Il processo precedentemente esposto sembra essere un meccanismo di protezione particolarmente efficace indirizzato ad impedire la maturazione e la fertilizzazione degli ovociti il cui sviluppo si sia avuto in condizioni subottimali. Dal punto di vista pratico quello che questi fenomeni producono è un significativo aumento del fenomeno dell’atresia follicolare. Il destino di un follicolo maturo è quello di ovulare dando vita ad un corpo luteo, non ovulare e dare origine ad una ciste oppure, come in questo caso, andare incontro a regressione (atresia follicolare). Come abbiamo visto in precedenza, i LPS sono capaci di indurre la deviazione della sintesi delle prostaglandine promuovendo la produzione di PGE₂. Questo processo è sostenuto dall’attività locale sulle cellule dello stroma uterino del fattore di necrosi tumorale di tipo α (TNF-α) e dell’ossido nitrico (NO). Il TNF – α ha poi la capacità di ridurre la produzione di androstenedione, il precursore degli estrogeni, da parte delle cellule della granulosa.

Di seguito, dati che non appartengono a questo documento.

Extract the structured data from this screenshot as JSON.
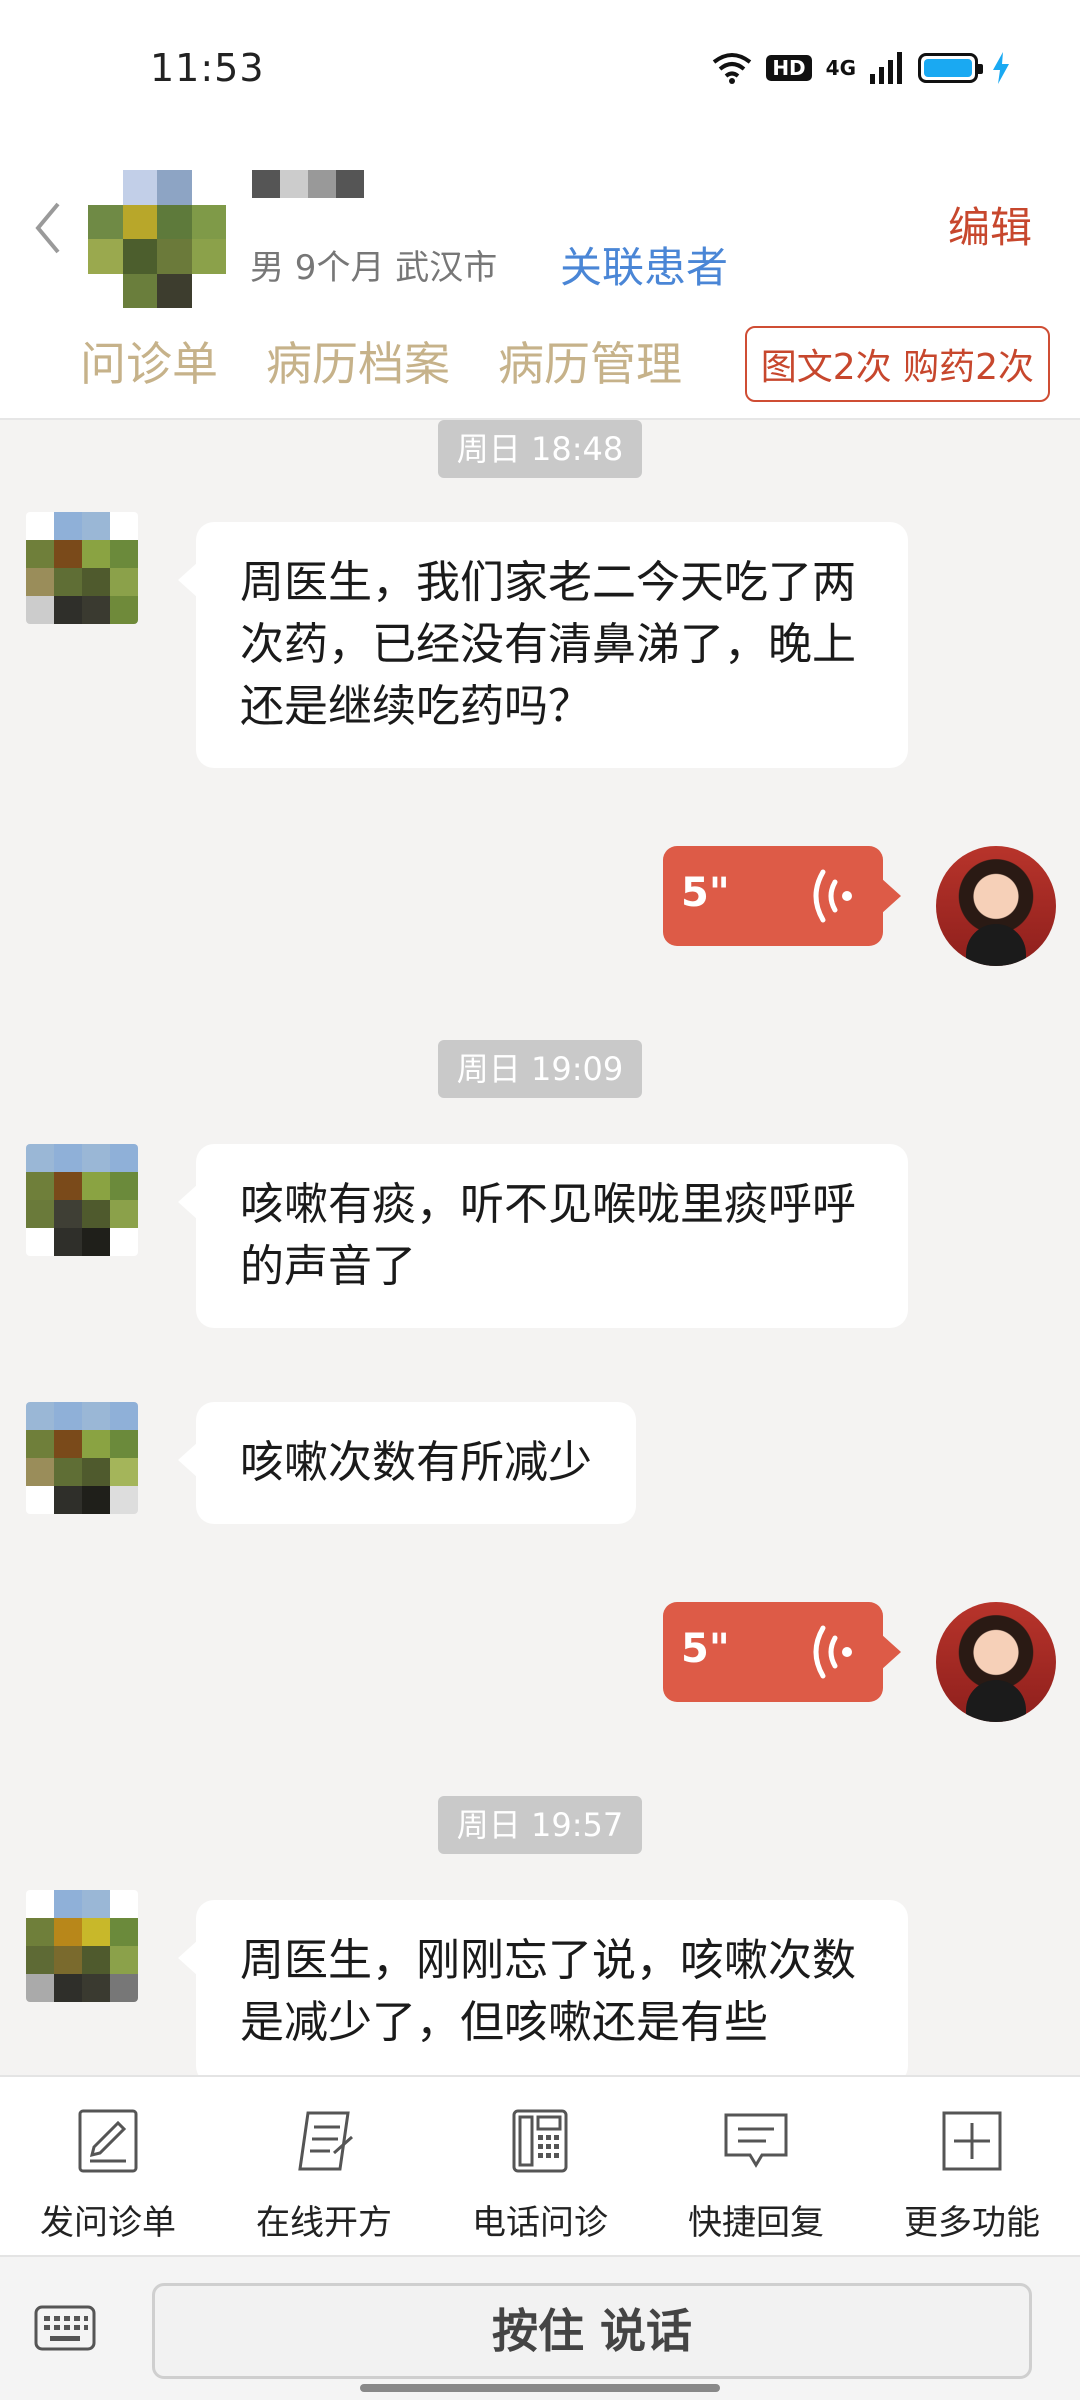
{
  "status_bar": {
    "time": "11:53",
    "hd_label": "HD",
    "network_label": "4G"
  },
  "header": {
    "patient_info": "男 9个月  武汉市",
    "link_patient": "关联患者",
    "edit": "编辑",
    "tabs": [
      "问诊单",
      "病历档案",
      "病历管理"
    ],
    "usage_badge": "图文2次 购药2次"
  },
  "messages": [
    {
      "type": "time",
      "text": "周日 18:48"
    },
    {
      "type": "patient_text",
      "text": "周医生，我们家老二今天吃了两次药，已经没有清鼻涕了，晚上还是继续吃药吗？"
    },
    {
      "type": "doctor_voice",
      "duration": "5\""
    },
    {
      "type": "time",
      "text": "周日 19:09"
    },
    {
      "type": "patient_text",
      "text": "咳嗽有痰，听不见喉咙里痰呼呼的声音了"
    },
    {
      "type": "patient_text",
      "text": "咳嗽次数有所减少"
    },
    {
      "type": "doctor_voice",
      "duration": "5\""
    },
    {
      "type": "time",
      "text": "周日 19:57"
    },
    {
      "type": "patient_text",
      "text": "周医生，刚刚忘了说，咳嗽次数是减少了，但咳嗽还是有些"
    }
  ],
  "toolbar": {
    "items": [
      {
        "label": "发问诊单",
        "icon": "form-edit-icon"
      },
      {
        "label": "在线开方",
        "icon": "prescription-icon"
      },
      {
        "label": "电话问诊",
        "icon": "phone-icon"
      },
      {
        "label": "快捷回复",
        "icon": "quick-reply-icon"
      },
      {
        "label": "更多功能",
        "icon": "plus-box-icon"
      }
    ]
  },
  "input_bar": {
    "hold_to_talk": "按住 说话",
    "keyboard_icon": "keyboard-icon"
  },
  "colors": {
    "accent": "#dd5b47",
    "tab": "#c6b28a",
    "link": "#4a86d6",
    "edit": "#c7472d"
  }
}
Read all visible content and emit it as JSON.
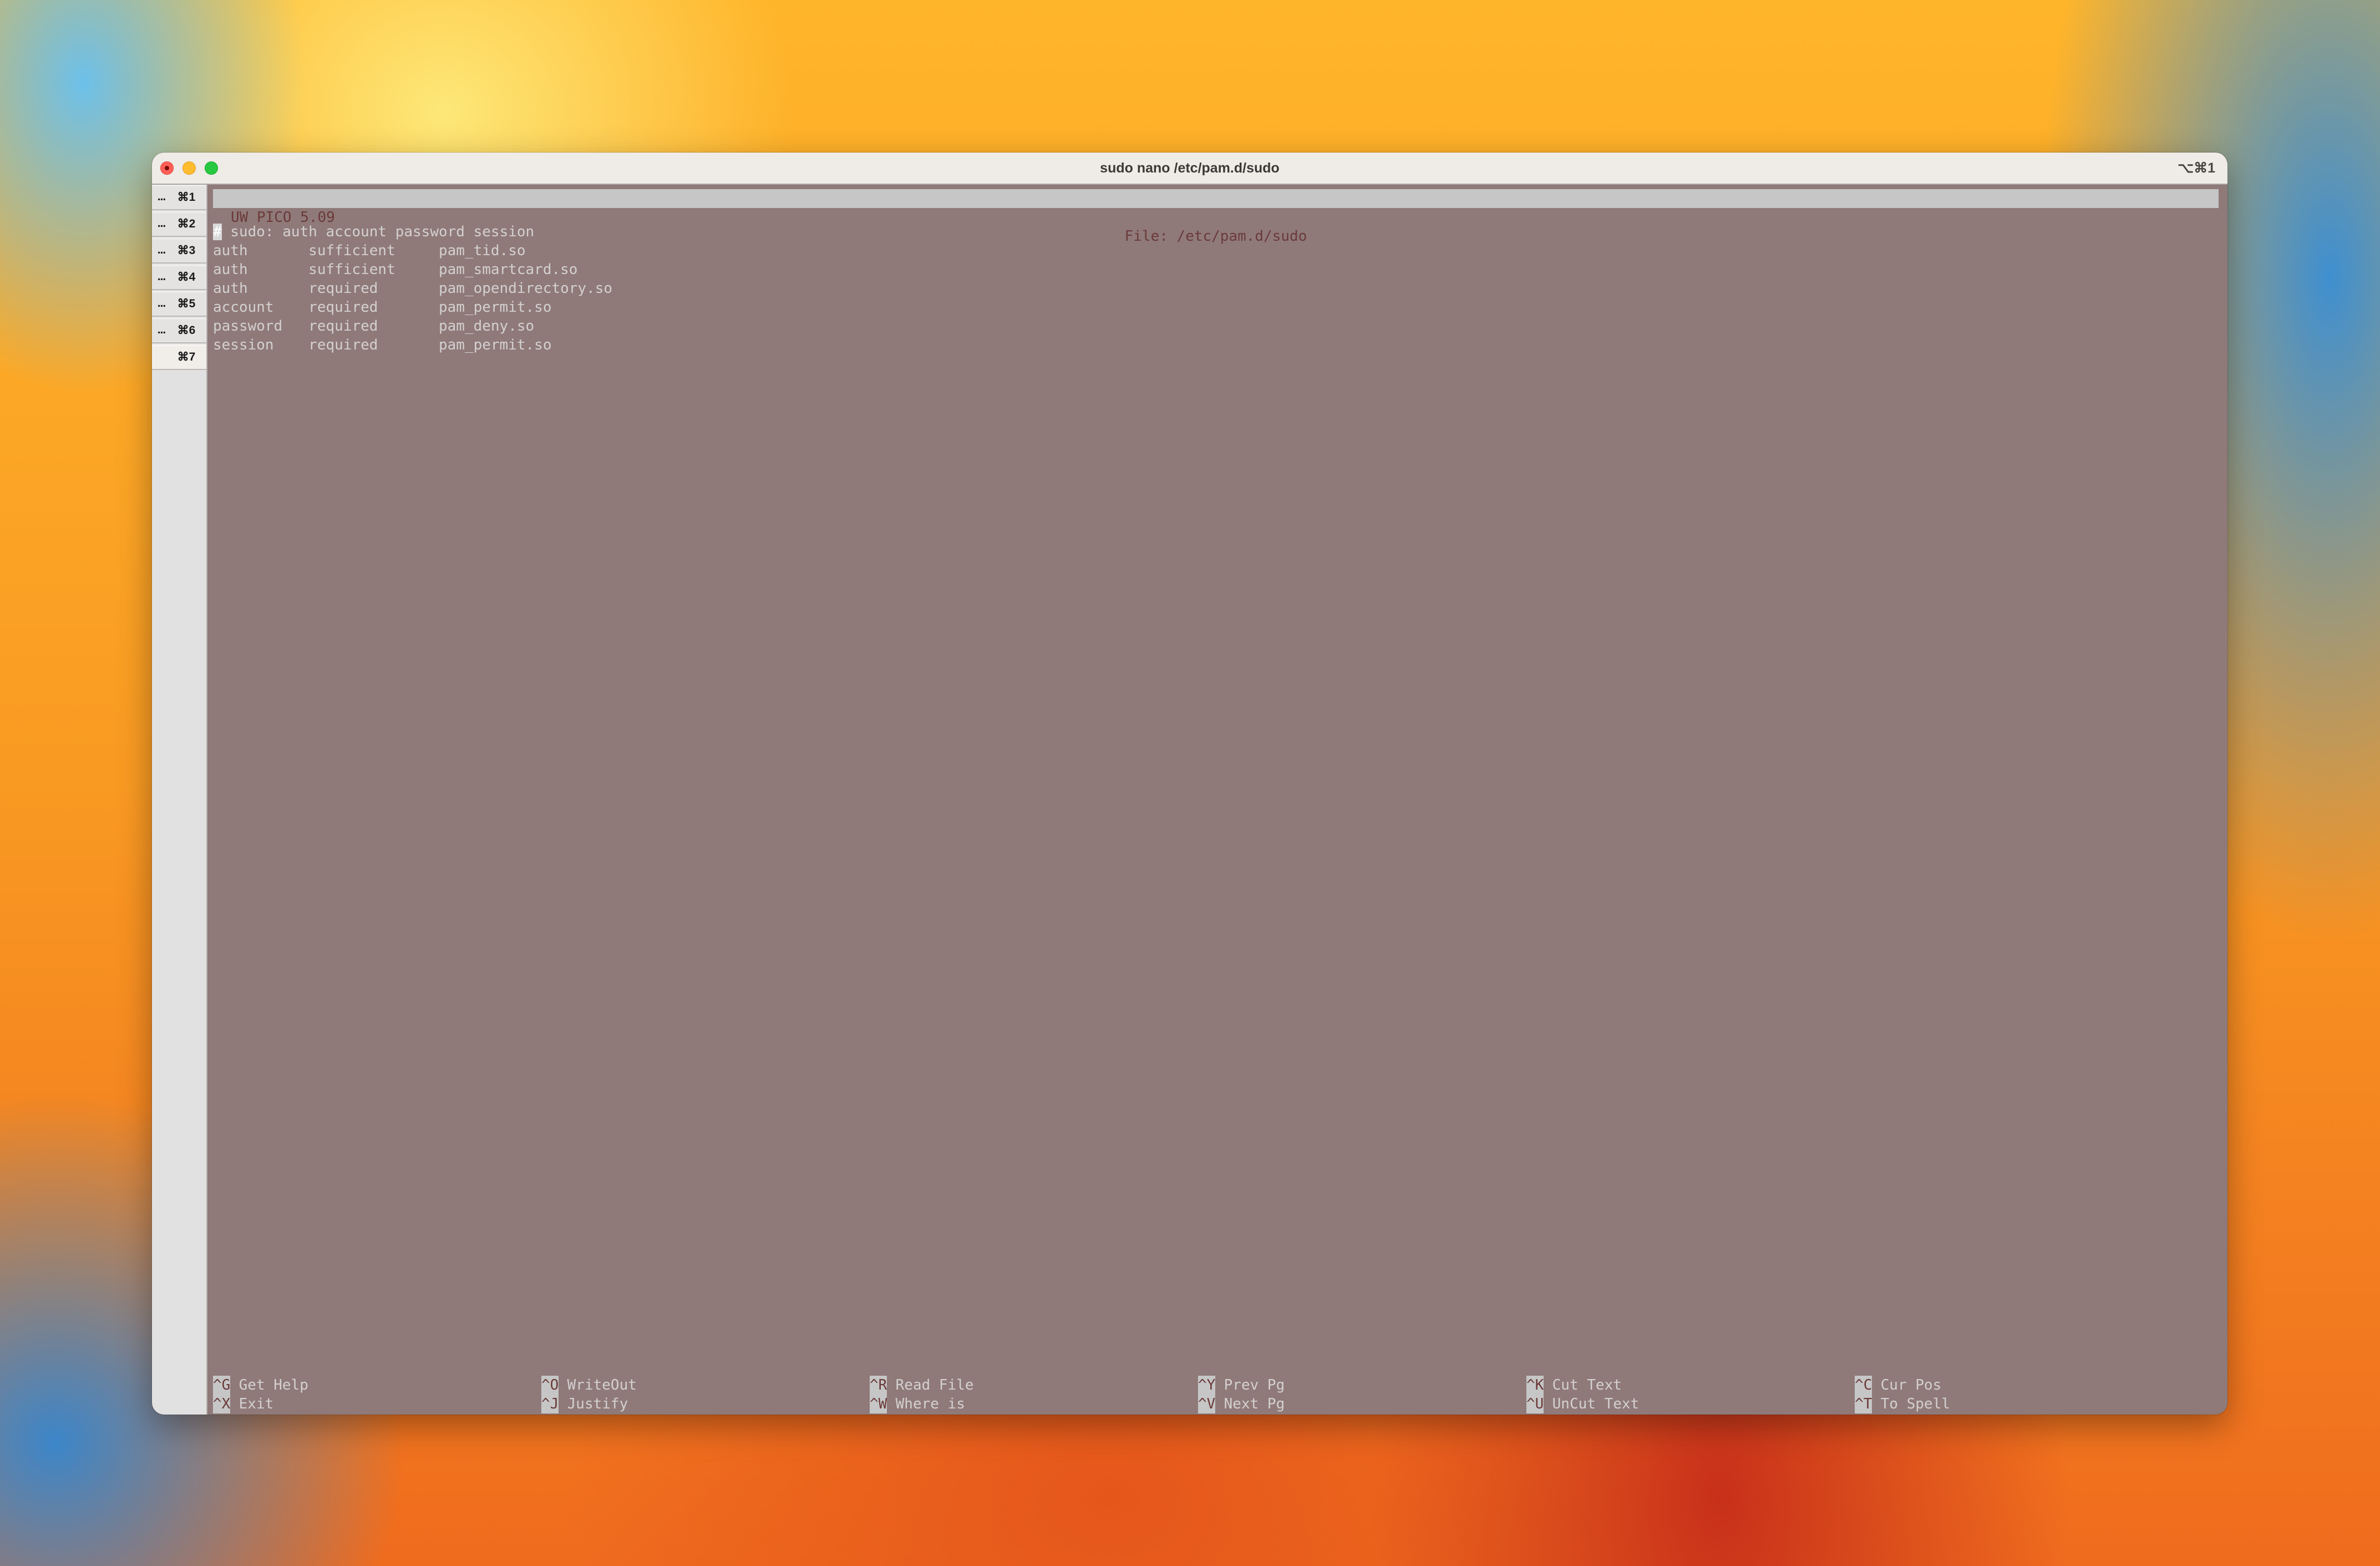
{
  "window": {
    "title": "sudo nano /etc/pam.d/sudo",
    "shortcut": "⌥⌘1"
  },
  "tabs": [
    {
      "dots": "...",
      "key": "⌘1",
      "active": false
    },
    {
      "dots": "...",
      "key": "⌘2",
      "active": false
    },
    {
      "dots": "...",
      "key": "⌘3",
      "active": false
    },
    {
      "dots": "...",
      "key": "⌘4",
      "active": false
    },
    {
      "dots": "...",
      "key": "⌘5",
      "active": false
    },
    {
      "dots": "...",
      "key": "⌘6",
      "active": false
    },
    {
      "dots": "",
      "key": "⌘7",
      "active": true
    }
  ],
  "editor": {
    "version": "UW PICO 5.09",
    "file_label": "File: /etc/pam.d/sudo",
    "cursor_char": "#",
    "first_line_rest": " sudo: auth account password session",
    "lines": [
      "auth       sufficient     pam_tid.so",
      "auth       sufficient     pam_smartcard.so",
      "auth       required       pam_opendirectory.so",
      "account    required       pam_permit.so",
      "password   required       pam_deny.so",
      "session    required       pam_permit.so"
    ]
  },
  "help": [
    {
      "top": {
        "key": "^G",
        "label": " Get Help"
      },
      "bottom": {
        "key": "^X",
        "label": " Exit"
      }
    },
    {
      "top": {
        "key": "^O",
        "label": " WriteOut"
      },
      "bottom": {
        "key": "^J",
        "label": " Justify"
      }
    },
    {
      "top": {
        "key": "^R",
        "label": " Read File"
      },
      "bottom": {
        "key": "^W",
        "label": " Where is"
      }
    },
    {
      "top": {
        "key": "^Y",
        "label": " Prev Pg"
      },
      "bottom": {
        "key": "^V",
        "label": " Next Pg"
      }
    },
    {
      "top": {
        "key": "^K",
        "label": " Cut Text"
      },
      "bottom": {
        "key": "^U",
        "label": " UnCut Text"
      }
    },
    {
      "top": {
        "key": "^C",
        "label": " Cur Pos"
      },
      "bottom": {
        "key": "^T",
        "label": " To Spell"
      }
    }
  ]
}
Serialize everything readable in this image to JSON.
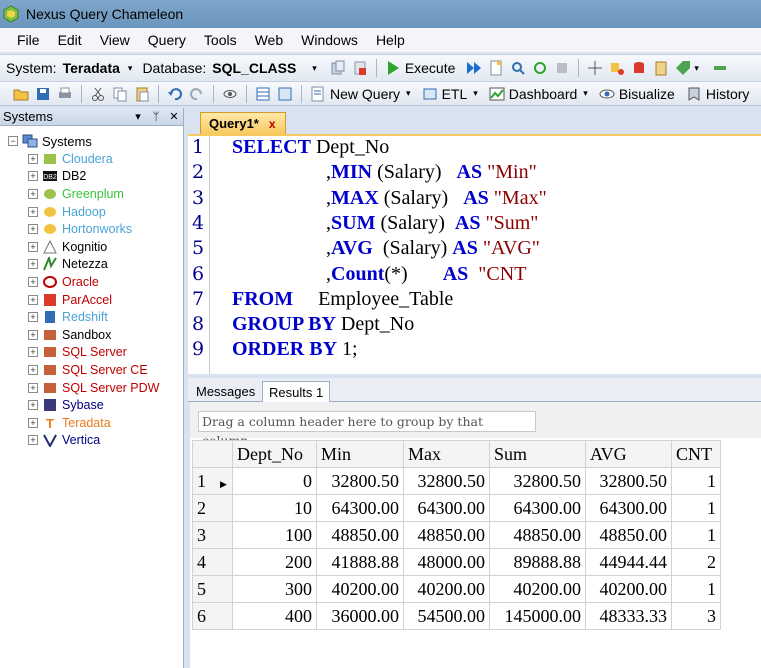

Dagli studi effettuati in vitro, i LPS riducono la sintesi di estrogeni di circa un 30%, indipendentemente dalla quantità dei LPS presenti nel liquido follicolare. La ridotta sintesi degli estrogeni impatta negativamente sull’ovulazione del follicolo inibendo il picco pre-ovulatorio di ormone luteinizzante (LH) e determinando una maggiore incidenza di cisti ovariche oppure una diminuzione di volume del corpo luteo, con una conseguente minore produzione di progesterone (insufficienza luteinica). Suzuki et. al nel 2001 ed Herzog et al. nel 2013 hanno messo in evidenza un differente comportamento a seconda del momento in cui avviene il contatto con i lipopolisaccaridi: in fase diestrale i LPS determinano una temporanea soppressione della sintesi di progesterone da parte del corpo luteo (CL) seguita 24 ore dopo da una riduzione del volume del CL e della sintesi di progesterone (insufficienza luteinica); se invece il contatto avviene 42 ore dopo la somministrazione di PGF₂α (proestro) si ha un aumento significativo dell’incidenza di atresia follicolare. È importante sottolineare che questi fenomeni si palesano non solo in seguito alle infezioni uterine, ma anche come conseguenza delle infezioni mammarie.
Conclusioni
I lipopolisaccaridi rimangono, e rimarranno, un nemico con cui l’allevatore, il Medico Veterinario ed i bovini sono costantemente chiamati a lottare. Lo scopo di questo articolo è quello di sensibilizzare il lettore mettendolo in guardia dai pericoli derivanti dall’interazione di queste sostanze di origine batterica e l’organismo animale. Ritengo che la conoscenza dei meccanismi patogenetici di un problema sanitario sia la principale arma che abbiamo a disposizione per mettere in atto una strategia terapeutica o preventiva efficace. I danni provocati da questa classe di sostanze sono veramente numerosi e impattano pesantemente su diversi apparati, compreso quello riproduttivo la cui piena funzionalità rimane un caposaldo per preservare la redditività dell’allevamento.